5. Never give up your equity.
“One of the things I was most grateful for when I was a CEO was I had no outside investors,” Stritzinger told his audience while talking about his first company. “Getting an investor in your business is the last thing you want to do. Consider it a necessary evil.”
This tip may seem counterintuitive at first. A company cannot start without funding, and investors provide those funds. However, Stritzinger warned students that investors are part-owners, and a part-owner expects to have some say in how the business is run. The more investors you have in your startup or company, the more people you have to keep happy. They will want to know that their money is doing well and will come back to them.
6. Know your mission.
A company runs best when its team members know what they are working toward. “Employees generally don’t know the mission statement of their company,” Stephen Hughes told his audience. “I was in a meeting one time, and the leader asked if any of us knew the company’s mission statement. No one did, so she read it to us. But see, she didn’t know it either, which is why she had to read it. How can you expect your employees to know your mission statement when you as the leader don’t even know it yourself?”

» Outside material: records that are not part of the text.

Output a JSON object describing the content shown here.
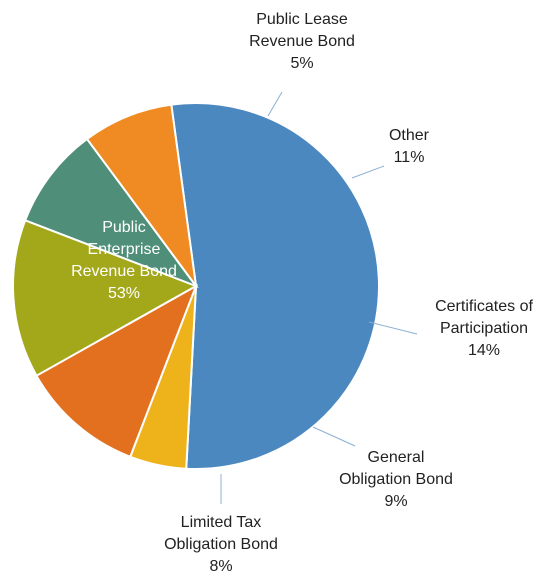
{
  "chart_data": {
    "type": "pie",
    "title": "",
    "slices": [
      {
        "label_lines": [
          "Public",
          "Enterprise",
          "Revenue Bond"
        ],
        "pct_text": "53%",
        "value": 53,
        "color": "#4a88bf"
      },
      {
        "label_lines": [
          "Public Lease",
          "Revenue Bond"
        ],
        "pct_text": "5%",
        "value": 5,
        "color": "#eeb21a"
      },
      {
        "label_lines": [
          "Other"
        ],
        "pct_text": "11%",
        "value": 11,
        "color": "#e2701f"
      },
      {
        "label_lines": [
          "Certificates of",
          "Participation"
        ],
        "pct_text": "14%",
        "value": 14,
        "color": "#a2a81a"
      },
      {
        "label_lines": [
          "General",
          "Obligation Bond"
        ],
        "pct_text": "9%",
        "value": 9,
        "color": "#4f8f79"
      },
      {
        "label_lines": [
          "Limited Tax",
          "Obligation Bond"
        ],
        "pct_text": "8%",
        "value": 8,
        "color": "#ef8b22"
      }
    ],
    "legend": "none",
    "leader_line_color": "#8cb0d3"
  }
}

A mission statement does not have to be long or complicated. It simply has to state why the company exists. Having a mission provides the company a guide in difficult situations or when making tough choices. Austin Price told his audience that the company must emphasize its “why” and “how,” or in other words, its reason for being there and how it intends to fill its role. The “what,” or the product, comes from that.
7. Remember that the greatest businesses come from a solution, not an idea.
At the end of the day, businesses provide products and services for customers, so to be successful, they must know the needs of their customers and provide something that fills the need. “You may think your idea is great, but that isn’t what matters,” Trey Gordon told his audience. “You must make sure you are satisfying the needs of your customers.” Austin Price mirrored Gordon’s thoughts, telling students, “make your business more about the problem you’re going to solve.”